These savages were as stout and able as any heathen or Christians in the world.  Mr. Percy said they bore their years well.  He saw among the Pamunkeys a savage reported to be 160, years old, whose eyes were sunk in his head, his teeth gone his hair all gray, and quite a big beard, white as snow; he was a lusty savage, and could travel as fast as anybody.

The Indians soon began to be troublesome in their visits to the plantations, skulking about all night, hanging around the fort by day, bringing sometimes presents of deer, but given to theft of small articles, and showing jealousy of the occupation.  They murmured, says Percy, at our planting in their country.  But worse than the disposition of the savages was the petty quarreling in the colony itself.

In obedience to the orders to explore for the South Sea, on the 22d of May, Newport, Percy, Smith, Archer, and twenty others were sent in the shallop to explore the Powhatan, or James River.

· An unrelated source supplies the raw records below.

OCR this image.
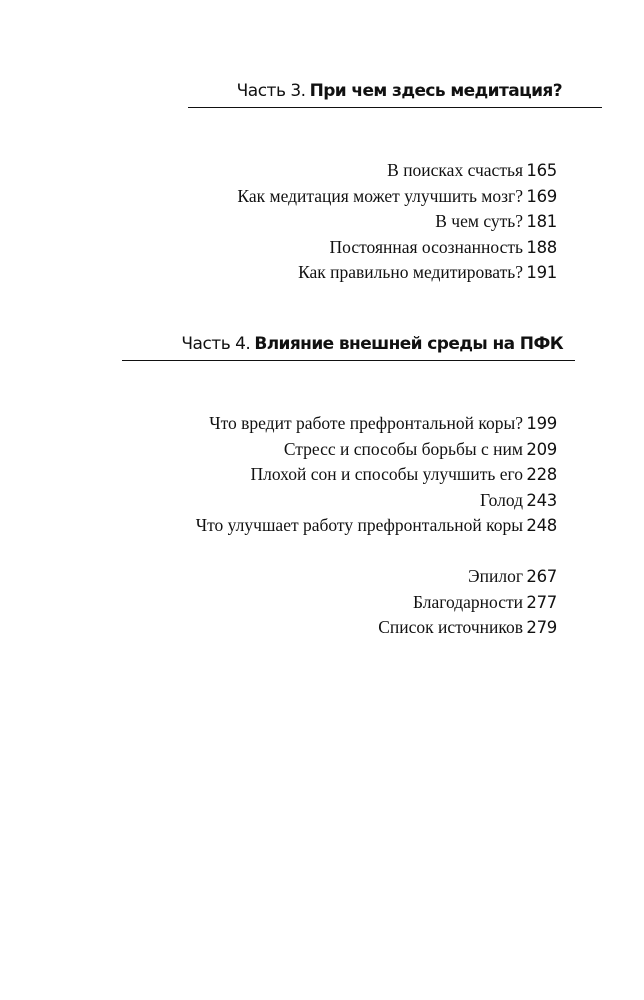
Часть 3. При чем здесь медитация?
В поисках счастья 165
Как медитация может улучшить мозг? 169
В чем суть? 181
Постоянная осознанность 188
Как правильно медитировать? 191
Часть 4. Влияние внешней среды на ПФК
Что вредит работе префронтальной коры? 199
Стресс и способы борьбы с ним 209
Плохой сон и способы улучшить его 228
Голод 243
Что улучшает работу префронтальной коры 248
Эпилог 267
Благодарности 277
Список источников 279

Passing by divers small habitations, and through a land abounding in trees, flowers, and small fruits, a river full of fish, and of sturgeon such as the world beside has none, they came on the 24th, having passed the town of Powhatan, to the head of the river, the Falls, where they set up the cross and proclaimed King James of England.

Smith says in his “General Historie” they reached Powhatan on the 26th.  But Captain Newport’s “Relatyon” agrees with Percy’s, and with, Smith’s “True Relation.”  Captain Newport, says Percy, permitted no one to visit Powhatan except himself.